China OKs broad security law

Sweeping measure bolsters Communist Party’s rule

BEIJING -- The Chinese government announced Wednesday that it had enacted a new national security law that critics said will allow China to maintain the primacy of Communist Party rule across all aspects of society.

The law is expected to bolster the power of the domestic security apparatus and the military.

The law says "security" must be maintained in all fields, from culture to education to cyberspace. A draft version of the law was released in May, leading to discussion about its long-term effects. The version approved Wednesday is even wider in scope -- adding, for instance, that security must be defended on international seabeds, in the polar regions and even in outer space.

The law came in addition to two other proposals that are being scrutinized by foreign leaders and corporate executives, who say President Xi Jinping is moving to severely restrict the influence and actions of foreign organizations in China.

One of the other proposed laws would regulate foreign nongovernmental organizations and place them under the oversight of the Ministry of Public Security. The other would be a counterterrorism law.

While those two proposals, currently in draft form, have specific details on controlling foreign groups, the national security law is a more abstract statement of principles, aimed at exhorting all Chinese citizens and agencies to be vigilant about threats to the party.

Legal scholars and analysts in China say it will probably lead to the security apparatus amassing more power, and to courts employing a broad definition of national security violations. Human-rights advocates expect the same and say they are worried that defendants accused of such violations will have little legal protection.

"It is as much to do with protecting the Communist Party and punishing those that criticize the leadership as addressing national security," William Nee, a researcher at Amnesty International, said of the law.

The law, which was passed Wednesday by a committee of the National People's Congress, also assigns oversight of national security to a central agency. Analysts said this is a reference to the National Security Commission, established and run by Xi, which is widely seen as a party rather than a government organization.

Zheng Shuna, deputy director of the legislative affairs commission of the National People's Congress, said Wednesday that China's national security situation was "increasingly grim" and that "from the inside we are dealing with the double pressure of maintaining political security and social stability."
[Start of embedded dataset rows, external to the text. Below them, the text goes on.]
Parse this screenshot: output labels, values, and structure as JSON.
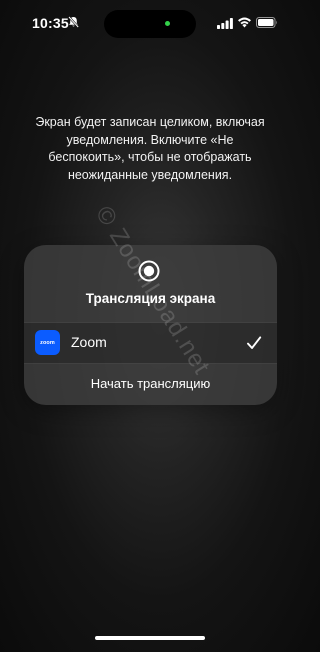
{
  "status_bar": {
    "time": "10:35",
    "mute_icon": "bell-slash-icon",
    "signal_icon": "cellular-signal-icon",
    "wifi_icon": "wifi-icon",
    "battery_icon": "battery-icon",
    "camera_indicator_color": "#33d14a"
  },
  "info_text": "Экран будет записан целиком, включая уведомления. Включите «Не беспокоить», чтобы не отображать неожиданные уведомления.",
  "dialog": {
    "icon": "screen-record-icon",
    "title": "Трансляция экрана",
    "apps": [
      {
        "name": "Zoom",
        "icon_text": "zoom",
        "icon_color": "#0b5cff",
        "selected": true
      }
    ],
    "start_button": "Начать трансляцию"
  },
  "watermark": "© ZoomLoad.net"
}
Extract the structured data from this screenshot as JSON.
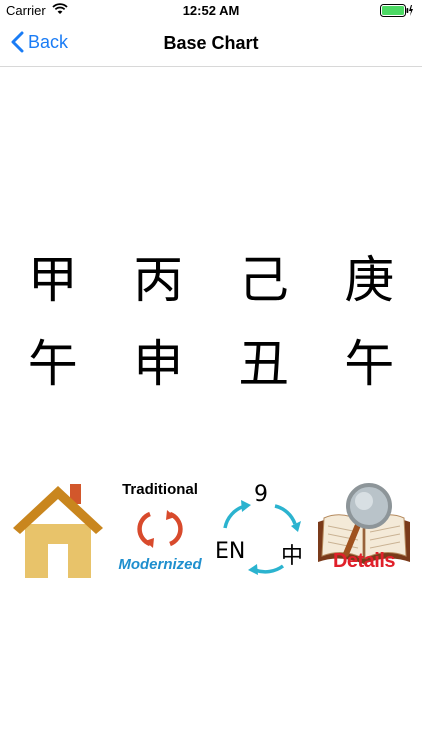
{
  "status_bar": {
    "carrier": "Carrier",
    "time": "12:52 AM",
    "battery_color": "#4cd964"
  },
  "nav": {
    "back_label": "Back",
    "title": "Base Chart",
    "tint": "#1a7cf5"
  },
  "chart": {
    "heavenly_stems": [
      "甲",
      "丙",
      "己",
      "庚"
    ],
    "earthly_branches": [
      "午",
      "申",
      "丑",
      "午"
    ]
  },
  "toolbar": {
    "home_icon": "house-icon",
    "convert": {
      "top_label": "Traditional",
      "bottom_label": "Modernized",
      "icon": "cycle-arrows-icon"
    },
    "language": {
      "number": "9",
      "left_label": "EN",
      "right_label": "中",
      "icon": "language-cycle-icon"
    },
    "details": {
      "label": "Details",
      "icon": "book-magnifier-icon"
    }
  }
}
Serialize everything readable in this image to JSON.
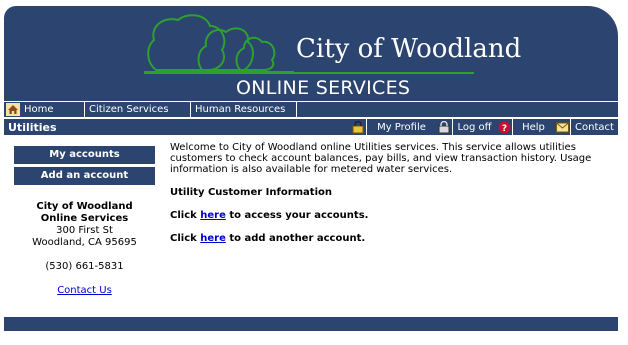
{
  "banner": {
    "title": "City of Woodland",
    "subtitle": "ONLINE SERVICES",
    "colors": {
      "bar": "#2b4470",
      "logo_green": "#2ea02e"
    }
  },
  "nav": {
    "items": [
      {
        "label": "Home",
        "icon": "home-icon"
      },
      {
        "label": "Citizen Services"
      },
      {
        "label": "Human Resources"
      }
    ]
  },
  "toolbar": {
    "section_title": "Utilities",
    "links": [
      {
        "icon": "lock-icon"
      },
      {
        "label": "My Profile"
      },
      {
        "icon": "lock-icon"
      },
      {
        "label": "Log off"
      },
      {
        "icon": "help-icon"
      },
      {
        "label": "Help"
      },
      {
        "icon": "mail-icon"
      },
      {
        "label": "Contact"
      }
    ]
  },
  "sidebar": {
    "buttons": [
      {
        "label": "My accounts"
      },
      {
        "label": "Add an account"
      }
    ],
    "org_name_line1": "City of Woodland",
    "org_name_line2": "Online Services",
    "street": "300 First St",
    "city": "Woodland, CA 95695",
    "phone": "(530) 661-5831",
    "contact_link": "Contact Us"
  },
  "main": {
    "intro": "Welcome to City of Woodland online Utilities services. This service allows utilities customers to check account balances, pay bills, and view transaction history. Usage information is also available for metered water services.",
    "heading": "Utility Customer Information",
    "line1_pre": "Click ",
    "line1_link": "here",
    "line1_post": " to access your accounts.",
    "line2_pre": "Click ",
    "line2_link": "here",
    "line2_post": " to add another account."
  }
}
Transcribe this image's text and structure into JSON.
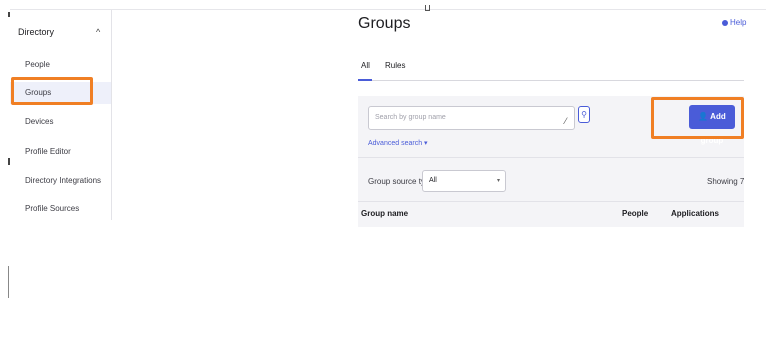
{
  "sidebar": {
    "section_label": "Directory",
    "collapse_caret": "^",
    "items": [
      {
        "label": "People"
      },
      {
        "label": "Groups"
      },
      {
        "label": "Devices"
      },
      {
        "label": "Profile Editor"
      },
      {
        "label": "Directory Integrations"
      },
      {
        "label": "Profile Sources"
      }
    ]
  },
  "main": {
    "title": "Groups",
    "help_label": "Help",
    "tabs": [
      {
        "label": "All"
      },
      {
        "label": "Rules"
      }
    ],
    "search": {
      "placeholder": "Search by group name",
      "advanced_link": "Advanced search"
    },
    "add_group_label": "Add group",
    "filter": {
      "label": "Group source type",
      "value": "All"
    },
    "showing_text": "Showing 7",
    "columns": [
      "Group name",
      "People",
      "Applications"
    ]
  },
  "colors": {
    "accent": "#4a5cd8",
    "highlight": "#f07f24"
  }
}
She added that both internal and external elements of national security were "more complicated than at any other time in history."

Citing articles in the law, Zheng said the goal of maintaining national security also applied to Hong Kong and Macau but that the law would not be enacted there. Those two territories are, at least in theory, governed by their own laws, and any attempt by Beijing to apply the national security law there could lead to legal and political battles. In Hong Kong, there already has been rising resentment of heavy-handed party rule.

On Wednesday, the Hong Kong government issued a statement saying that "the law shall not be applied" in the city. It said safeguarding national security would instead be guided by local legislation in accordance with Hong Kong's mini-constitution, called the Basic Law.

A summation of ideas expressed by Xi in speeches and policy statements since he took power in late 2012, the national security law contains a wide statutory interpretation of threats to the Communist Party and an expansive definition of the party's footprint across the world.

Zheng said the law's references to safeguarding national security in space, on seabeds and at the poles were meant to give China adequate "legal support" for its projects in those realms. The inclusion of seabeds was widely seen as being due to growing tensions over disputes involving China, the United States and Southeast Asian nations in the South China Sea.

Analysts said one purpose of the new law is to further indoctrinate ordinary Chinese with Communist Party ideology and the party's perception of what constitutes an external threat. On Wednesday, Xinhua, the state news agency, posted on its microblog account that April 15 was now "national security education day" and that education would be carried out "to enhance everyone's awareness of national security."